Enter bean-to-bar chocolate. This name is just a description of the process - chocolate that is produced directly from cacao beans as opposed to bulk mass - and this small-scale production gained popularity because differently sourced beans carry different flavor profiles. However, what emerged is better sourcing information, and even growers producing their own chocolates, so although something labeled "bean-to-bar" does not promise better labor practices, many small scale producers celebrate the fact that their chocolate has been sustainably and ethically sourced and provide that information to consumers.
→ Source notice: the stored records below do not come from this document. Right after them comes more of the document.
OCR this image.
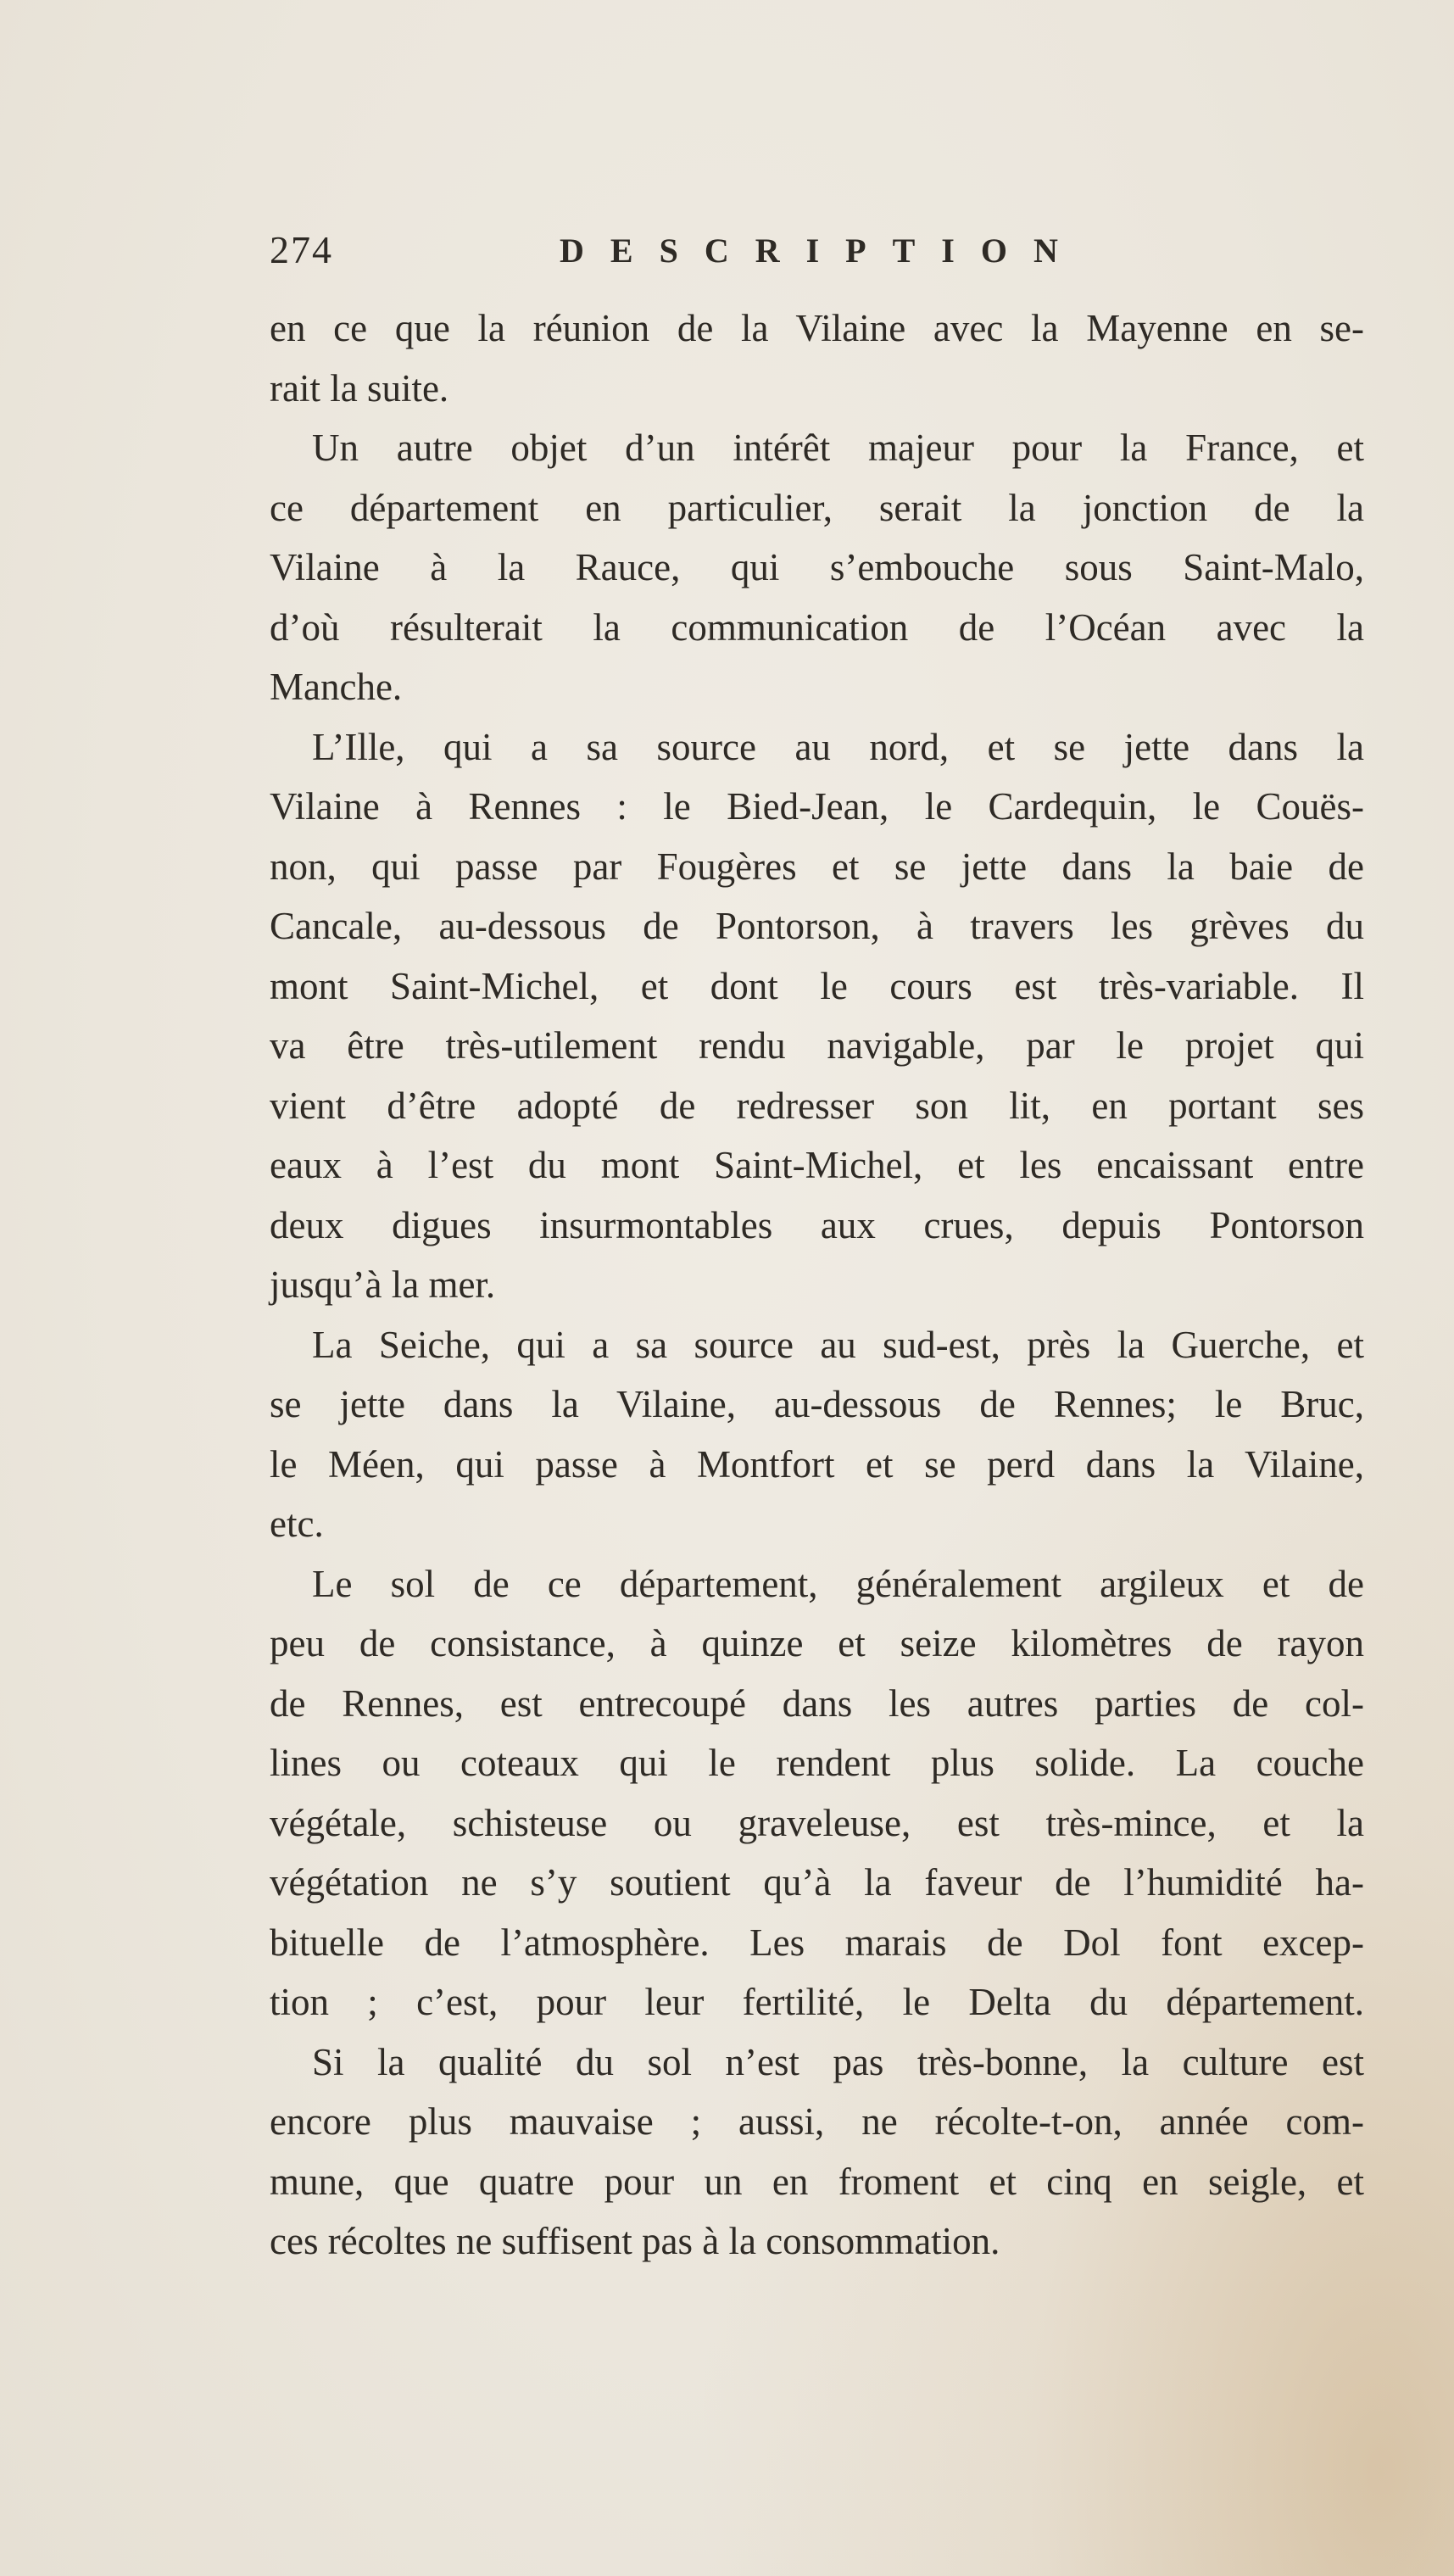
274	DESCRIPTION
en ce que la réunion de la Vilaine avec la Mayenne en se-
rait la suite.
Un autre objet d’un intérêt majeur pour la France, et
ce département en particulier, serait la jonction de la
Vilaine à la Rauce, qui s’embouche sous Saint-Malo,
d’où résulterait la communication de l’Océan avec la
Manche.
L’Ille, qui a sa source au nord, et se jette dans la
Vilaine à Rennes : le Bied-Jean, le Cardequin, le Couës-
non, qui passe par Fougères et se jette dans la baie de
Cancale, au-dessous de Pontorson, à travers les grèves du
mont Saint-Michel, et dont le cours est très-variable. Il
va être très-utilement rendu navigable, par le projet qui
vient d’être adopté de redresser son lit, en portant ses
eaux à l’est du mont Saint-Michel, et les encaissant entre
deux digues insurmontables aux crues, depuis Pontorson
jusqu’à la mer.
La Seiche, qui a sa source au sud-est, près la Guerche, et
se jette dans la Vilaine, au-dessous de Rennes; le Bruc,
le Méen, qui passe à Montfort et se perd dans la Vilaine,
etc.
Le sol de ce département, généralement argileux et de
peu de consistance, à quinze et seize kilomètres de rayon
de Rennes, est entrecoupé dans les autres parties de col-
lines ou coteaux qui le rendent plus solide. La couche
végétale, schisteuse ou graveleuse, est très-mince, et la
végétation ne s’y soutient qu’à la faveur de l’humidité ha-
bituelle de l’atmosphère. Les marais de Dol font excep-
tion ; c’est, pour leur fertilité, le Delta du département.
Si la qualité du sol n’est pas très-bonne, la culture est
encore plus mauvaise ; aussi, ne récolte-t-on, année com-
mune, que quatre pour un en froment et cinq en seigle, et
ces récoltes ne suffisent pas à la consommation.
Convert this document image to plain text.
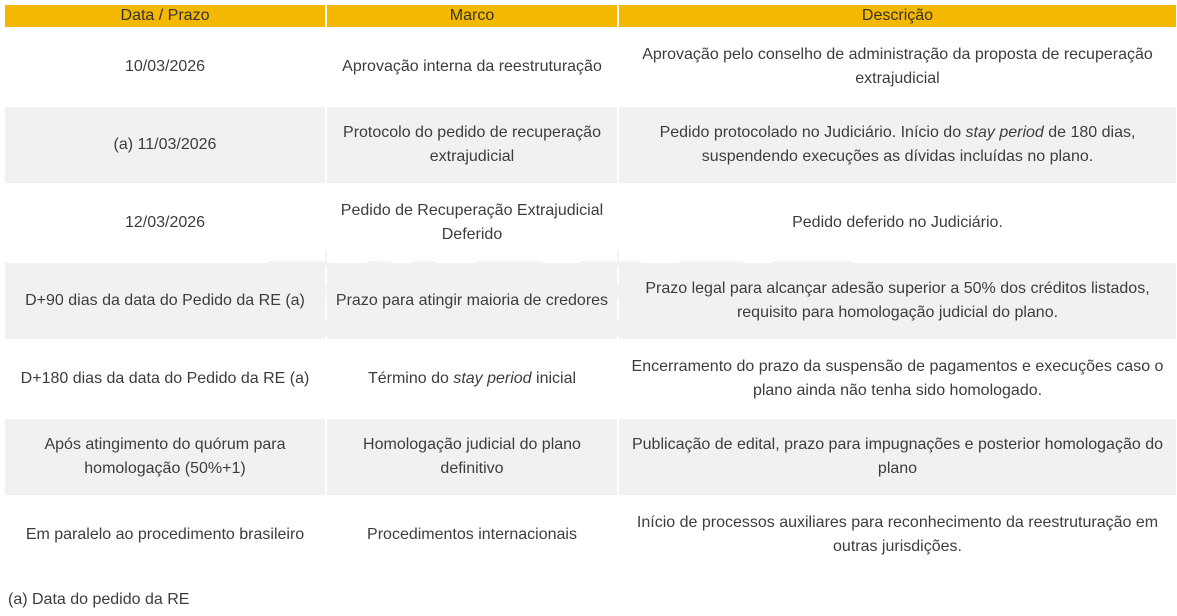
Data / Prazo	Marco	Descrição
10/03/2026	Aprovação interna da reestruturação	Aprovação pelo conselho de administração da proposta de recuperação extrajudicial
(a) 11/03/2026	Protocolo do pedido de recuperação extrajudicial	Pedido protocolado no Judiciário. Início do stay period de 180 dias, suspendendo execuções as dívidas incluídas no plano.
12/03/2026	Pedido de Recuperação Extrajudicial Deferido	Pedido deferido no Judiciário.
D+90 dias da data do Pedido da RE (a)	Prazo para atingir maioria de credores	Prazo legal para alcançar adesão superior a 50% dos créditos listados, requisito para homologação judicial do plano.
D+180 dias da data do Pedido da RE (a)	Término do stay period inicial	Encerramento do prazo da suspensão de pagamentos e execuções caso o plano ainda não tenha sido homologado.
Após atingimento do quórum para homologação (50%+1)	Homologação judicial do plano definitivo	Publicação de edital, prazo para impugnações e posterior homologação do plano
Em paralelo ao procedimento brasileiro	Procedimentos internacionais	Início de processos auxiliares para reconhecimento da reestruturação em outras jurisdições.
(a) Data do pedido da RE
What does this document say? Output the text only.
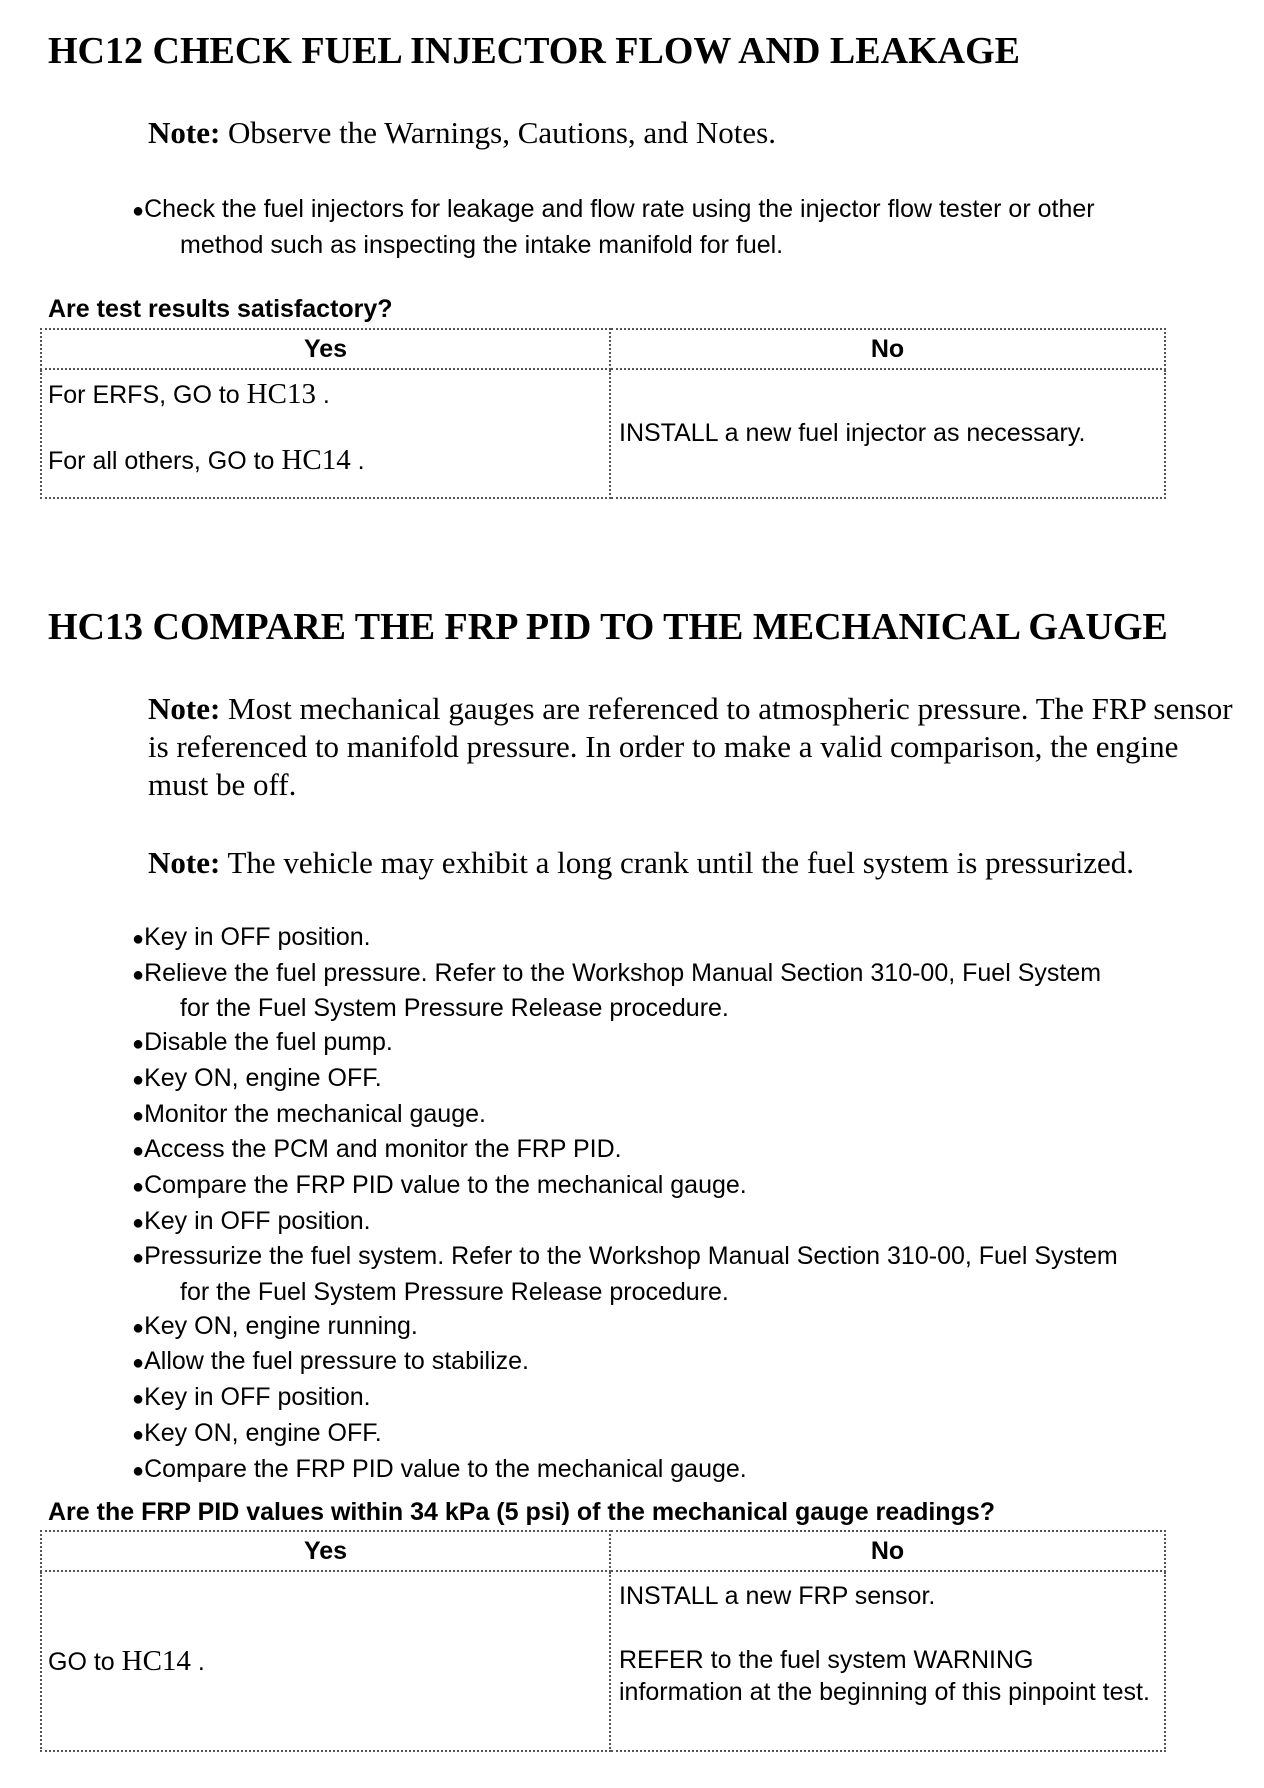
HC12 CHECK FUEL INJECTOR FLOW AND LEAKAGE

Note: Observe the Warnings, Cautions, and Notes.

●Check the fuel injectors for leakage and flow rate using the injector flow tester or other
method such as inspecting the intake manifold for fuel.

Are test results satisfactory?

Yes	No

For ERFS, GO to HC13 .
For all others, GO to HC14 .	INSTALL a new fuel injector as necessary.
HC13 COMPARE THE FRP PID TO THE MECHANICAL GAUGE

Note: Most mechanical gauges are referenced to atmospheric pressure. The FRP sensor is referenced to manifold pressure. In order to make a valid comparison, the engine must be off.

Note: The vehicle may exhibit a long crank until the fuel system is pressurized.

●Key in OFF position.
●Relieve the fuel pressure. Refer to the Workshop Manual Section 310-00, Fuel System
for the Fuel System Pressure Release procedure.
●Disable the fuel pump.
●Key ON, engine OFF.
●Monitor the mechanical gauge.
●Access the PCM and monitor the FRP PID.
●Compare the FRP PID value to the mechanical gauge.
●Key in OFF position.
●Pressurize the fuel system. Refer to the Workshop Manual Section 310-00, Fuel System
for the Fuel System Pressure Release procedure.
●Key ON, engine running.
●Allow the fuel pressure to stabilize.
●Key in OFF position.
●Key ON, engine OFF.
●Compare the FRP PID value to the mechanical gauge.

Are the FRP PID values within 34 kPa (5 psi) of the mechanical gauge readings?

Yes	No
GO to HC14 .	INSTALL a new FRP sensor.
REFER to the fuel system WARNING information at the beginning of this pinpoint test.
One of the most exciting chocolate brands we have been introduced to is To'ak out of Ecuador, who call themselves "tree-to-bar" producers. They are known as a luxury brand, and some of their offerings are absurdly expensive ($450 absurd), but many are quite reasonable in cost for what they are offering ($20/bar reasonable). To'ak started as a rainforest conservation project. The Ecuadorian cacao variety called “Nacional” traces its genetic lineage back to the first-known cacao trees domesticated by humanity, about 5,300 years ago, and today it is on the brink of extinction.
I immediately liked To'ak because they pay cacao growers the highest prices of any chocolate company I've come across: 3-9x more than the Fair Trade price. I personally like knowing that my dollars are supporting the laborers and not just the capitalists. But one To'ak line got me really excited, their Alchemy line designed in collaboration with Chef Charles Michel. I was first introduced to Chef Michel through the Netflix international cooking competition the Final Table. It was clear that he was passionate about food as a connection to nature and I immediately was drawn to him and his style. THEN he cooked with chapulines! I am used to periodically seeing insects pop up on cooking competitions and other food shows, but they are often featured in the Halloween episode, or generally sensationalized, but Chef Michel spoke about them respectfully without any exoticization. And he made them delicious! He won that week's challenge. I personally believe that the acceptance of insects as food is going to be largely reliant on chefs capturing their unique flavor profile and giving people cravable food experiences they can't find with any other product.
So I was super excited to see he was not only involved with To'ak but that he helped create an Amazonian ants chocolate. And oh my gosh, is the product sublime. Ants are notable for having formic acid as a chemical defense mechanism and pheromone communicator, which gives them an acidic, citrusy flavor. This chocolate plays with this flavor so well, and it is the distinct anty acidity that is left on your palate at the finish. It leaves you wanting to go back for another taste - the ants make you want to go back - and that's what we need more of in this edible insects movement.
Julie Lesnik received her PhD studying the role of termites in the diet of fossil hominins and has since started exploring insects as food more broadly.